Dim prospects

Published

PRIME Minister Shehbaz Sharif’s newly announced Roshan Economy Power Package is being hailed as a ‘landmark’ step to boost industrial and agricultural productivity, enhance exports and create jobs. In practice, however, the initiative appears less a growth strategy and more an effort to push demand to increase utilisation of a power surplus of 7,000 MW “rather than letting it go to waste” as the energy minister himself admitted. This exposes the contradiction at the heart of the policy: the government is not rewarding efficiency or competitiveness but merely trying to stimulate electricity demand to utilise the excess capacity that taxpayers are already financing through the circular debt. Effective from next month, the three-year scheme offers industrial and agricultural consumers a discounted tariff of Rs22.98 per unit, but only for incremental electricity consumed by them above last year’s level. The package raises questions of equity and design as it primarily benefits industries and farmers capable of increasing their electricity consumption by 25pc, 50pc or even 100pc. Smaller industrial units and farmers unable to expand usage would gain nothing, even though they too bear the burden of a dysfunctional power sector.

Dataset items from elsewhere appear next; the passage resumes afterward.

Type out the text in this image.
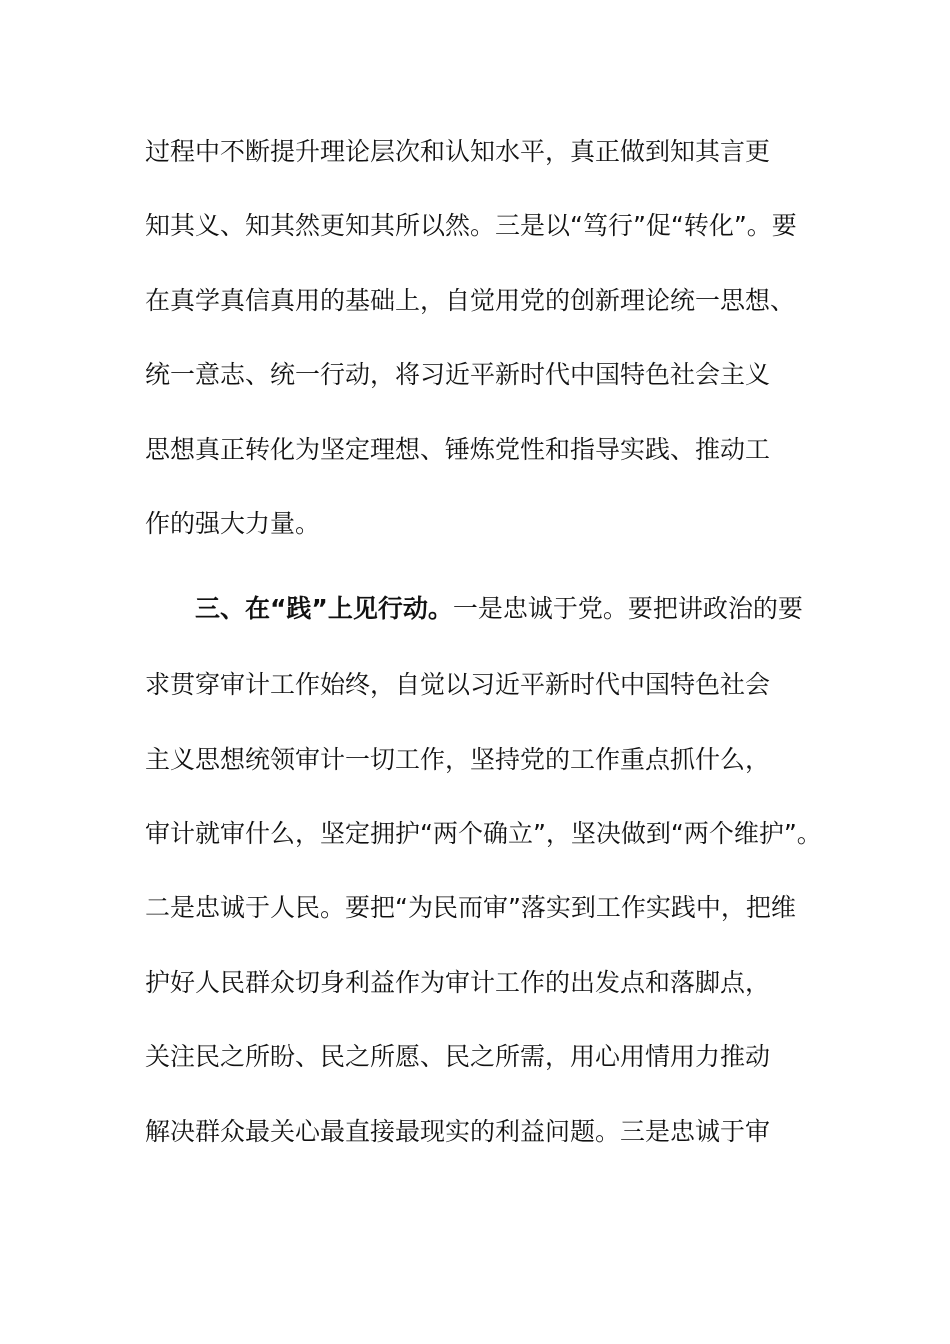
过程中不断提升理论层次和认知水平，真正做到知其言更
知其义、知其然更知其所以然。三是以“笃行”促“转化”。要
在真学真信真用的基础上，自觉用党的创新理论统一思想、
统一意志、统一行动，将习近平新时代中国特色社会主义
思想真正转化为坚定理想、锤炼党性和指导实践、推动工
作的强大力量。
三、在“践”上见行动。一是忠诚于党。要把讲政治的要
求贯穿审计工作始终，自觉以习近平新时代中国特色社会
主义思想统领审计一切工作，坚持党的工作重点抓什么，
审计就审什么，坚定拥护“两个确立”，坚决做到“两个维护”。
二是忠诚于人民。要把“为民而审”落实到工作实践中，把维
护好人民群众切身利益作为审计工作的出发点和落脚点，
关注民之所盼、民之所愿、民之所需，用心用情用力推动
解决群众最关心最直接最现实的利益问题。三是忠诚于审
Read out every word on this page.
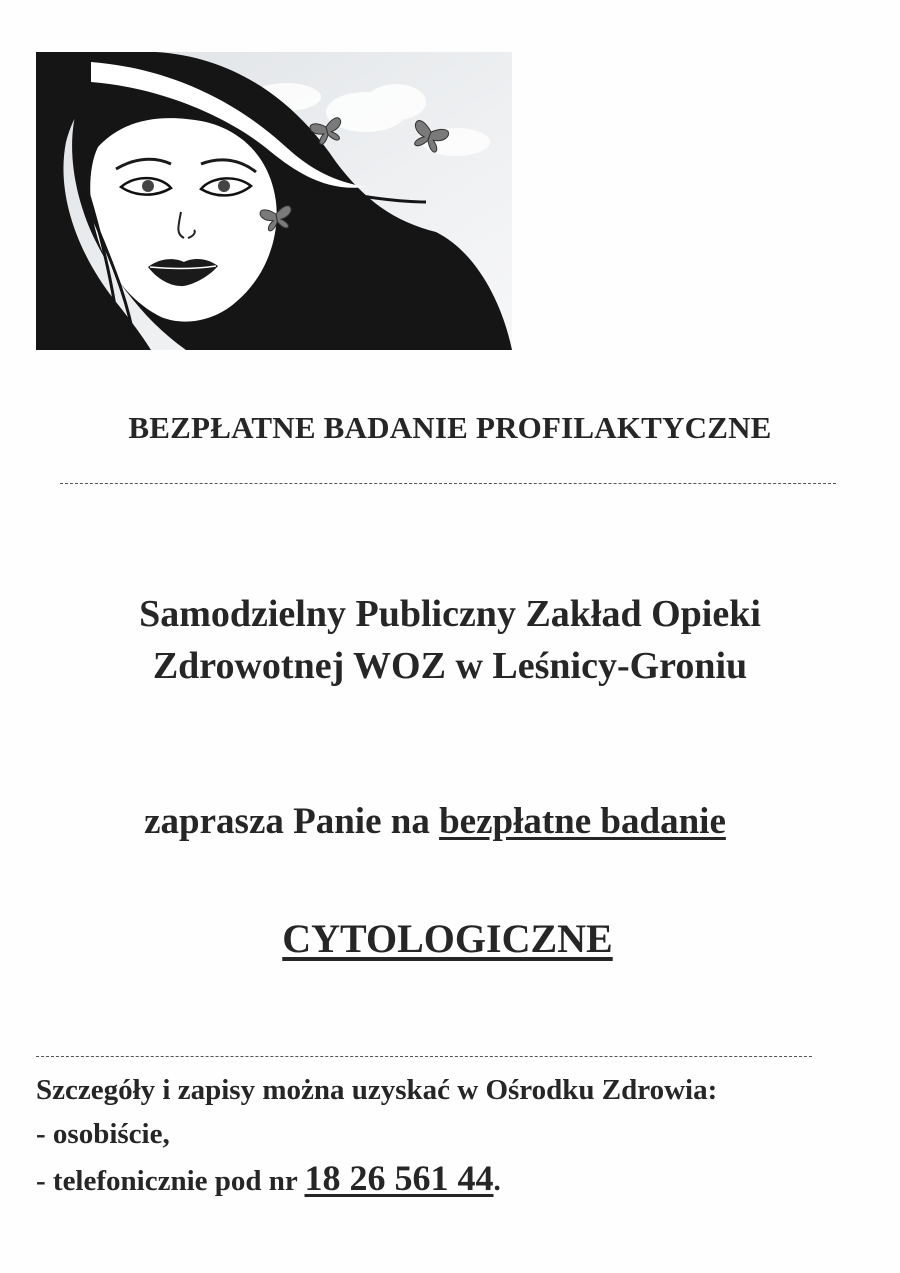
BEZPŁATNE BADANIE PROFILAKTYCZNE
Samodzielny Publiczny Zakład Opieki
Zdrowotnej WOZ w Leśnicy-Groniu

zaprasza Panie na bezpłatne badanie

CYTOLOGICZNE

Szczegóły i zapisy można uzyskać w Ośrodku Zdrowia:
- osobiście,
- telefonicznie pod nr 18 26 561 44.
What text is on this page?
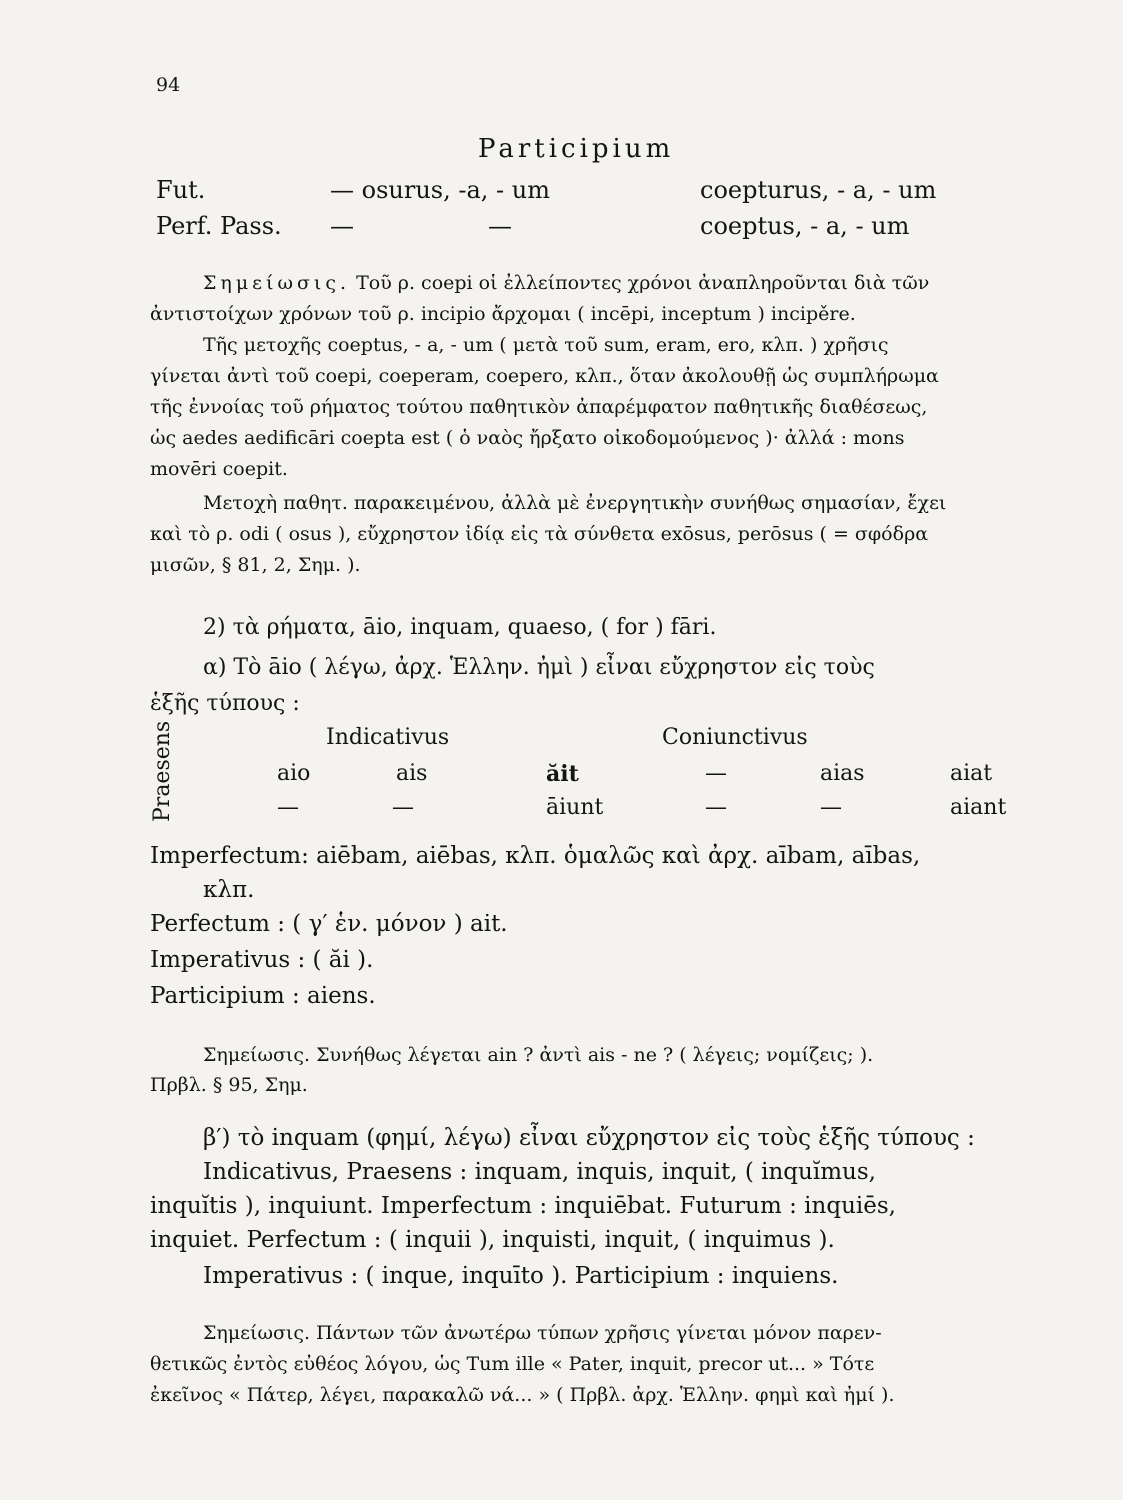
94
Participium
Fut.	— osurus, -a, - um	coepturus, - a, - um
Perf. Pass. —	—	coeptus, - a, - um
Σημείωσις. Τοῦ ρ. coepi οἱ ἐλλείποντες χρόνοι ἀναπληροῦνται διὰ τῶν
ἀντιστοίχων χρόνων τοῦ ρ. incipio ἄρχομαι ( incēpi, inceptum ) incipěre.
Τῆς μετοχῆς coeptus, - a, - um ( μετὰ τοῦ sum, eram, ero, κλπ. ) χρῆσις
γίνεται ἀντὶ τοῦ coepi, coeperam, coepero, κλπ., ὅταν ἀκολουθῇ ὡς συμπλήρωμα
τῆς ἐννοίας τοῦ ρήματος τούτου παθητικὸν ἀπαρέμφατον παθητικῆς διαθέσεως,
ὡς aedes aedificāri coepta est ( ὁ ναὸς ἤρξατο οἰκοδομούμενος )· ἀλλά : mons
movēri coepit.
Μετοχὴ παθητ. παρακειμένου, ἀλλὰ μὲ ἐνεργητικὴν συνήθως σημασίαν, ἔχει
καὶ τὸ ρ. odi ( osus ), εὔχρηστον ἰδίᾳ εἰς τὰ σύνθετα exōsus, perōsus ( = σφόδρα
μισῶν, § 81, 2, Σημ. ).
2) τὰ ρήματα, āio, inquam, quaeso, ( for ) fāri.
α) Τὸ āio ( λέγω, ἀρχ. Ἑλλην. ἠμὶ ) εἶναι εὔχρηστον εἰς τοὺς
ἑξῆς τύπους :
Praesens	Indicativus	Coniunctivus
aio	ais	ăit	—	aias	aiat
—	—	āiunt	—	—	aiant
Imperfectum: aiēbam, aiēbas, κλπ. ὁμαλῶς καὶ ἀρχ. aībam, aības,
κλπ.
Perfectum : ( γ′ ἑν. μόνον ) ait.
Imperativus : ( ăi ).
Participium : aiens.
Σημείωσις. Συνήθως λέγεται ain ? ἀντὶ ais - ne ? ( λέγεις; νομίζεις; ).
Πρβλ. § 95, Σημ.
β′) τὸ inquam (φημί, λέγω) εἶναι εὔχρηστον εἰς τοὺς ἑξῆς τύπους :
Indicativus, Praesens : inquam, inquis, inquit, ( inquĭmus,
inquĭtis ), inquiunt. Imperfectum : inquiēbat. Futurum : inquiēs,
inquiet. Perfectum : ( inquii ), inquisti, inquit, ( inquimus ).
Imperativus : ( inque, inquīto ). Participium : inquiens.
Σημείωσις. Πάντων τῶν ἀνωτέρω τύπων χρῆσις γίνεται μόνον παρεν-
θετικῶς ἐντὸς εὐθέος λόγου, ὡς Tum ille « Pater, inquit, precor ut... » Τότε
ἐκεῖνος « Πάτερ, λέγει, παρακαλῶ νά... » ( Πρβλ. ἀρχ. Ἑλλην. φημὶ καὶ ἠμί ).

That said, the package, however attractive, is unlikely to significantly raise overall demand. For industry, higher electricity use would require fresh investment in industrial capacity and new export orders to absorb additional output. In an inflation-hit and slowing economy with stagnating exports, few would commit new capital. Ultimately, the scheme may benefit only those who are relying on captive power but find the discounted tariff enticing enough to switch to the national grid. If the government genuinely wants productive sectors to boost their electricity usage and industry and agriculture to be more competitive, it must address the underlying structural problems that make power unaffordable: systemic inefficiencies, theft, an unreliable distribution network, poor governance and a distorted tariff structure that penalises honest consumers. Tariff discount packages designed to absorb surplus power cannot replace structural reforms. The negligible increase in industrial power demand under the same scheme last winter underscores the limited capacity of businesses to expand their electricity utilisation, reflecting structural and financial constraints in productive sectors. The package will perhaps generate a few months of goodwill. But industry and farmers do not need more gimmicks; they need courage, competence and a coherent energy sector reform plan to lower power costs.